Practical Takeaways for Founders & Business Leaders
- Don’t fall for the loudest voice. Size of platform ≠ depth of knowledge.
- Use AI as a power tool, not a crutch. It should augment capable people, not excuse you from understanding your own business.
- Be clear on your role:
- Are you an AI tool user, or an AI company?
- Your risk profile and expertise needs are completely different.
- Ask better questions:
- Why does this problem need AI at all?
- What outcomes will it improve, and how will we measure them?
- Apply the same rigor you used for past technologies:
- Reference checks, portfolios, pilots, and proof of concepts.
- Don’t migrate everything to the “latest model” just because it’s new.
- Expect a long game.
Just like “digital transformation” has been ongoing for decades, AI will be a continuing journey, not a one-off project.
Guest Bio
Sanjay Rakshit
Sanjay is an AI practitioner with decades of experience in engineering and complex systems. He focuses on helping enterprises adopt AI intelligently – distinguishing between when to use off-the-shelf tools and when to invest in deeper AI capabilities. His work spans architecture, strategy, and practical implementation, with a strong emphasis on critical thinking, rigor, and avoiding hype-driven decisions that waste millions.
Memorable Quotes
- “The person with the largest platform is not necessarily the person with the largest knowledge.”
- “What we have today are opinions largely, and very few factual information.”
- “There are no AI experts. Everybody is learning.”

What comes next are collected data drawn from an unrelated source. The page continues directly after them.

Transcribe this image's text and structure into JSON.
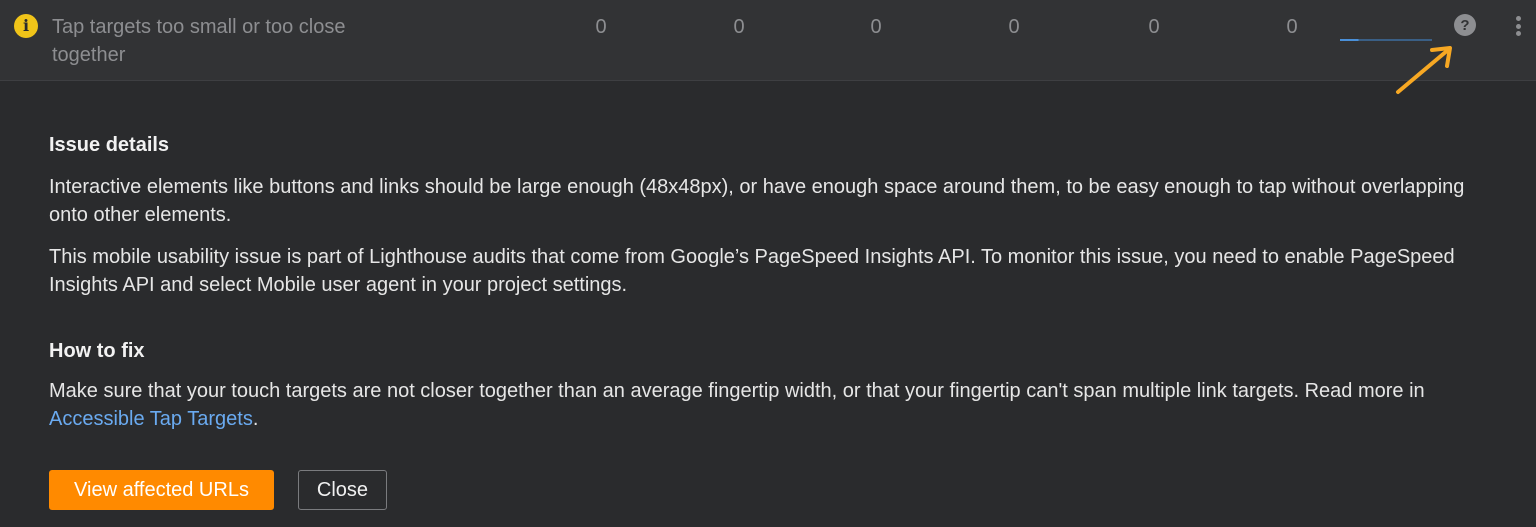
{
  "issue": {
    "icon": "info-icon",
    "title": "Tap targets too small or too close together",
    "counts": [
      "0",
      "0",
      "0",
      "0",
      "0",
      "0"
    ],
    "help_icon": "question-mark-icon",
    "more_icon": "vertical-dots-icon"
  },
  "details": {
    "heading": "Issue details",
    "paragraph_1": "Interactive elements like buttons and links should be large enough (48x48px), or have enough space around them, to be easy enough to tap without overlapping onto other elements.",
    "paragraph_2": "This mobile usability issue is part of Lighthouse audits that come from Google’s PageSpeed Insights API. To monitor this issue, you need to enable PageSpeed Insights API and select Mobile user agent in your project settings."
  },
  "fix": {
    "heading": "How to fix",
    "text_before_link": "Make sure that your touch targets are not closer together than an average fingertip width, or that your fingertip can't span multiple link targets. Read more in ",
    "link_text": "Accessible Tap Targets",
    "text_after_link": "."
  },
  "actions": {
    "primary_label": "View affected URLs",
    "secondary_label": "Close"
  },
  "colors": {
    "accent": "#ff8a00",
    "annotation_arrow": "#f7a823",
    "link": "#6aaaf0",
    "info": "#f0c419"
  }
}
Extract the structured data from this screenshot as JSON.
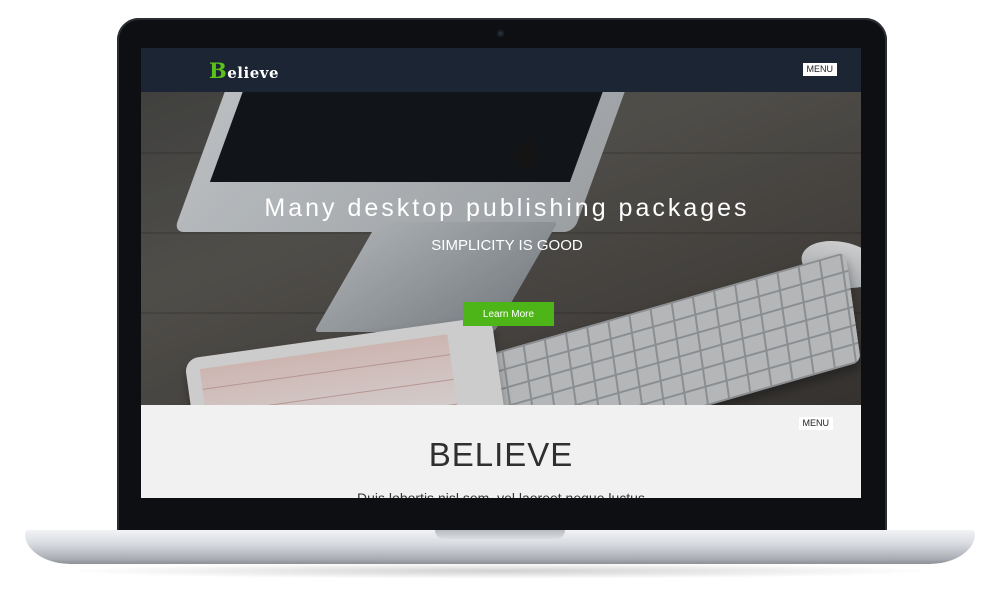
{
  "site": {
    "logo_initial": "B",
    "logo_rest": "elieve",
    "menu_label": "MENU"
  },
  "hero": {
    "title": "Many desktop publishing packages",
    "subtitle": "SIMPLICITY IS GOOD",
    "button_label": "Learn More"
  },
  "section": {
    "menu_label": "MENU",
    "title": "BELIEVE",
    "text": "Duis lobortis nisl sem, vel laoreet neque luctus"
  },
  "colors": {
    "navbar": "#1c2533",
    "accent": "#4eb519",
    "logo_accent": "#5bc21c"
  }
}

- “AI is not a replacement for a practitioner – it’s a power tool to work alongside them.”
- “Good engineers won’t be replaced by AI. They’ll be turbocharged by it.”
- “Fast food has a market, but it hasn’t killed gourmet.”
- “We should not take an opinion as gospel just because another million people listen to it.”
- “What we see scares us. What we don’t, we don’t care. That’s human nature.”